With a new season kicking off, Major League Baseball (MLB) has finally approved its first professional wearables that they’ll allow on the field this season.
The league has been opposed to wearables for several years. But this year, two products made the roster: The MotusBaseball, which measures arm exertion and stress levels and the Zephyr Bioharness, a suit capable of reading the physiological data of a player.
Teams will not be allowed to analyse this information in real time, according to Sports Techie, instead having to download all the information after the game. The MLB has cited issues with privacy, saying that every player must be allowed to accept or decline checking their information.
It is a small step for the MLB and might lead to even more wearable approvals during the 2016 season. Blast Motion and Diamond Kinetics have already had their swing sensors approved for use in practice games and training, so full approval for use in games could come later.
MLB still ejecting consumer wearables during games
MLB will not allow consumer wearables to be worn during games, so Fitbit, Nike Fuelband, and Jawbone are all still in the dark. We do not know if any of these companies have filed for approval with the MLB.

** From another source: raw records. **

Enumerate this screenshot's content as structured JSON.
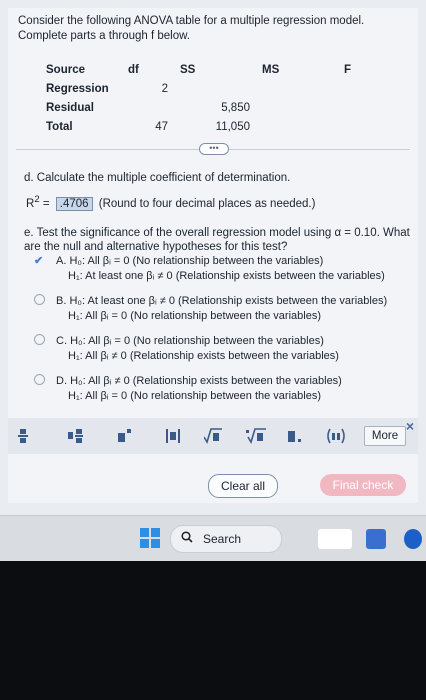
{
  "intro": "Consider the following ANOVA table for a multiple regression model. Complete parts a through f below.",
  "anova": {
    "headers": [
      "Source",
      "df",
      "SS",
      "MS",
      "F"
    ],
    "rows": [
      {
        "source": "Regression",
        "df": "2",
        "ss": "",
        "ms": "",
        "f": ""
      },
      {
        "source": "Residual",
        "df": "",
        "ss": "5,850",
        "ms": "",
        "f": ""
      },
      {
        "source": "Total",
        "df": "47",
        "ss": "11,050",
        "ms": "",
        "f": ""
      }
    ]
  },
  "expand_dots": "•••",
  "part_d": {
    "question": "d. Calculate the multiple coefficient of determination.",
    "r2_label": "R",
    "r2_sup": "2",
    "equals": "=",
    "answer": ".4706",
    "hint": "(Round to four decimal places as needed.)"
  },
  "part_e": {
    "question": "e. Test the significance of the overall regression model using α = 0.10. What are the null and alternative hypotheses for this test?",
    "options": [
      {
        "letter": "A.",
        "h0": "H₀: All βᵢ = 0 (No relationship between the variables)",
        "h1": "H₁: At least one βᵢ ≠ 0 (Relationship exists between the variables)",
        "selected": true
      },
      {
        "letter": "B.",
        "h0": "H₀: At least one βᵢ ≠ 0 (Relationship exists between the variables)",
        "h1": "H₁: All βᵢ = 0 (No relationship between the variables)",
        "selected": false
      },
      {
        "letter": "C.",
        "h0": "H₀: All βᵢ = 0 (No relationship between the variables)",
        "h1": "H₁: All βᵢ ≠ 0 (Relationship exists between the variables)",
        "selected": false
      },
      {
        "letter": "D.",
        "h0": "H₀: All βᵢ ≠ 0 (Relationship exists between the variables)",
        "h1": "H₁: All βᵢ = 0 (No relationship between the variables)",
        "selected": false
      }
    ]
  },
  "toolbar": {
    "icons": [
      "fraction-icon",
      "mixed-number-icon",
      "exponent-icon",
      "absolute-value-icon",
      "square-root-icon",
      "nth-root-icon",
      "decimal-icon",
      "interval-icon"
    ],
    "more_label": "More",
    "close_symbol": "×"
  },
  "actions": {
    "clear_all": "Clear all",
    "final_check": "Final check"
  },
  "taskbar": {
    "search_label": "Search"
  }
}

Compared to other American sports, the MLB is quite far behind when it comes to technology. The NBA has seen a rush in technology, funded primarily by teams like the LA Clippers, Dallas Mavericks, and Sacramento Kings. The NFL partnered with Microsoft in 2012 to make Surface’s the official tablet of the game, and has also started testing new Internet of Things systems on the pitch for better analysis.
While the wearables certainly shows a change in character for the MLB, we expect it to be a slow process from the good old game to using wearables and big data analysis to beat the opponent.